Oct 25, 2023
By Jane Brown
“Relentless inflation and a broken social safety net have caused many people who never thought they would need a food bank to walk through the doors for the first time. With food banks across Canada in crisis mode, as demand reaches new all-time highs, we must ask: when is it enough before we act?” urges Kirstin Beardsley, Chief Executive Officer, Food Banks Canada.
We’ve learned nearly two-million Canadians visited a food bank in the month of March, a record number that food bank representatives say paints a dire picture of growing food insecurity across the country.
Food Banks Canada’s annual Hunger Count Report says governments have been ignoring alarm bells as use of the service has grown among working people, seniors and immigrants.

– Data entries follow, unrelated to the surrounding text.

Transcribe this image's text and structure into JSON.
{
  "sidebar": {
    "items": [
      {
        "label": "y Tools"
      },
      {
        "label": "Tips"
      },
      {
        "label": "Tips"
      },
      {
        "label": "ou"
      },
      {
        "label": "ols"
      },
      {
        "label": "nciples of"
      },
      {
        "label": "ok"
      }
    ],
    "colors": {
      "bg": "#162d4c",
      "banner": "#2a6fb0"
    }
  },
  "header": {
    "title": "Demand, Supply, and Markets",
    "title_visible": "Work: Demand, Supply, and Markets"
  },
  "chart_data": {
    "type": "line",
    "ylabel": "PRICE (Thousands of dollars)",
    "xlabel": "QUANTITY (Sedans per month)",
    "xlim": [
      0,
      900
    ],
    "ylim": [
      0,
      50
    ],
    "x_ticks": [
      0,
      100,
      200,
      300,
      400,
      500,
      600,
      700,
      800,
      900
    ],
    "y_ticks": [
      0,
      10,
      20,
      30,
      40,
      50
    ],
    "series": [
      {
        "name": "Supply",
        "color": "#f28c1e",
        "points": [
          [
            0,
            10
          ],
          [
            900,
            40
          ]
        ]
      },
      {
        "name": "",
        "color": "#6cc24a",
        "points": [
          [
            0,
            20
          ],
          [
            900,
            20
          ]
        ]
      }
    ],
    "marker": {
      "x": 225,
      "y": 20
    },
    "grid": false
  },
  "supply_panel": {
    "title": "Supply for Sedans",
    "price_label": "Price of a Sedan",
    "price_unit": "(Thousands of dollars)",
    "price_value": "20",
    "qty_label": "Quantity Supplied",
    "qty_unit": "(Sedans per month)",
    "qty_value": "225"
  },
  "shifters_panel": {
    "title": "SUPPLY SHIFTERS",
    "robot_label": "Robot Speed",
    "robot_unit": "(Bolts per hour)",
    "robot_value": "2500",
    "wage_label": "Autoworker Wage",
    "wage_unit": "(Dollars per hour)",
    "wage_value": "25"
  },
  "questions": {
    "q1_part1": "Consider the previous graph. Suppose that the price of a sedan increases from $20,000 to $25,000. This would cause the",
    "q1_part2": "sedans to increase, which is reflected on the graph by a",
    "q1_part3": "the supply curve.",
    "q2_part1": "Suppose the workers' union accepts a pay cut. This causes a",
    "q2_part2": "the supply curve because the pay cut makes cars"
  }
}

Data collected from food banks across the country shows Canadians are struggling to pay for housing, food and other expenses that consume more of their wages.
The report says people on social assistance programs make up more than 40 per cent of food bank users, as their monthly payments have failed to rise and keep most recipients in poverty.
The report also shows that housing affordability is also a major driver of food bank use.
The report’s authors day the time to rebuild our outdated and broken social safety net is long overdue – action on an income floor is needed today.
They say it’s time for governments to take bold action toward introducing new supports, in particular for working-age singles and people with disabilities.
In addition, Governments must react appropriately to the severity of the housing crisis, they say.
Serious action is recommended to increase the construction of affordable units while short-term solutions, like a rental assistance program, should be introduced to help those struggling today.
As low-income workers flood food banks, the report says Canada needs new policies that guarantee those who work will always have enough money to put food on the table.
This means that the long-awaited EI reforms need to be introduced swiftly.
Additional living wage reforms and changes to the Canada Workers Benefit will also be necessary to ensure that Canadian workers with low incomes can make ends meet.